Kunstfreiheit:Rechtsstreit um "Kraftwerk"-Sample geht weiter

Kunstfreiheit: Moses Pelham vor Gericht im November 2015.

Moses Pelham vor Gericht im November 2015.

(Foto: AP)

Die Band hatte in einer ersten Entscheidung gegen Moses Pelham verloren. Der EuGH könnte die Entscheidung nun aber kippen - und damit dem Hip-Hop ein Problem bescheren.

Von Jan Kedves

Aus zwei Sekunden sind fast 20 Jahre geworden, und es ist immer noch nicht vorbei: Der Streit zwischen der Düsseldorfer Elektro-Pop-Band Kraftwerk und dem Frankfurter Hip-Hop-Produzenten Moses Pelham geht in eine weitere Runde. Er entzündete sich 1997 daran, dass Pelham ein zweisekündiges Beat-Sample aus dem Kraftwerk-Stück "Metall auf Metall" im Sabrina-Setlur-Song "Nur mir" verwendete - ohne um Erlaubnis zu fragen.

Kraftwerk fühlten sich beklaut, auch wenn das Sample nur in den ersten Sekunden des Setlur-Songs zu hören ist und danach von allerhand weiteren Loops, Raps, Synthesizern und Riffs überlagert wird.
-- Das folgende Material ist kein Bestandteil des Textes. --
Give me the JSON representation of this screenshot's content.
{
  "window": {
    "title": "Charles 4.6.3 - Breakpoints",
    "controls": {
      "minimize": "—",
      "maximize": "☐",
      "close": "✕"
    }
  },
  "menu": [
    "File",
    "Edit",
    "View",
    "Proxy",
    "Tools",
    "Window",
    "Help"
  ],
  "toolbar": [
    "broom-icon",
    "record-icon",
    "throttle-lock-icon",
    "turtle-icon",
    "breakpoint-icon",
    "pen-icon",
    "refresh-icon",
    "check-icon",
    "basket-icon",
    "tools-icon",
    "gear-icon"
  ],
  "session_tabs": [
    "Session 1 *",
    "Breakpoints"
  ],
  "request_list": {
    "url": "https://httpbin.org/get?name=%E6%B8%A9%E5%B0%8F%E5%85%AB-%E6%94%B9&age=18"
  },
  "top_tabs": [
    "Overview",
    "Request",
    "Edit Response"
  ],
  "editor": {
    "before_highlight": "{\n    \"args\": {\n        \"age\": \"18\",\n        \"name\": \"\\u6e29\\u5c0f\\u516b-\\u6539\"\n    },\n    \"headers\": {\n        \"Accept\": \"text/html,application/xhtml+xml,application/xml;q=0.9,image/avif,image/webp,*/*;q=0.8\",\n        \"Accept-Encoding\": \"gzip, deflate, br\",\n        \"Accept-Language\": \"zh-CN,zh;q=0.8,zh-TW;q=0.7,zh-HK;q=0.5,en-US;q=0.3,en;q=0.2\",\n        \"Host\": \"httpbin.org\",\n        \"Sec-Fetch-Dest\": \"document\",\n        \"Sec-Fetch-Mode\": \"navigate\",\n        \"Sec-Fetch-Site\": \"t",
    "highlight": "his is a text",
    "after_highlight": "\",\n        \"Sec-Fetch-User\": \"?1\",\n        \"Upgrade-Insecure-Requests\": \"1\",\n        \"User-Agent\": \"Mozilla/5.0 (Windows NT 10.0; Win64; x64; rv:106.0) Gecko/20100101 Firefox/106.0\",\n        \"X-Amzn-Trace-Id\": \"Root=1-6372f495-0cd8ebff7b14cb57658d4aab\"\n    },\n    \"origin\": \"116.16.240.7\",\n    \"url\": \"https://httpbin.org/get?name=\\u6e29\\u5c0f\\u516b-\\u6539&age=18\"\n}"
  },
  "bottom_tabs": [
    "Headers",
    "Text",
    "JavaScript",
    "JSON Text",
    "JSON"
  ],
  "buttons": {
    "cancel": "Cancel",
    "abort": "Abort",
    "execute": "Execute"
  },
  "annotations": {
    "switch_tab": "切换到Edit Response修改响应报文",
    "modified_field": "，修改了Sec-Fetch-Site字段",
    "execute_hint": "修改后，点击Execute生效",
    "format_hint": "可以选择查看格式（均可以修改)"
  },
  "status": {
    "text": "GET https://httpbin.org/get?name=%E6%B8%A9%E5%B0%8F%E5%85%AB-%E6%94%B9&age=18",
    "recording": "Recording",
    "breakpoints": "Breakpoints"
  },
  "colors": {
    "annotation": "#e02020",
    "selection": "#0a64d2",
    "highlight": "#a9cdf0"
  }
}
Der für das Urheberrecht zuständige Erste Zivilsenat des Bundesgerichtshofs hat das Verfahren am gestrigen Donnerstag ausgesetzt, um dem Gerichtshof der Europäischen Union in Luxemburg "Fragen zu einer Verletzung der Rechte des Tonträgerherstellers durch Sampling" vorzulegen.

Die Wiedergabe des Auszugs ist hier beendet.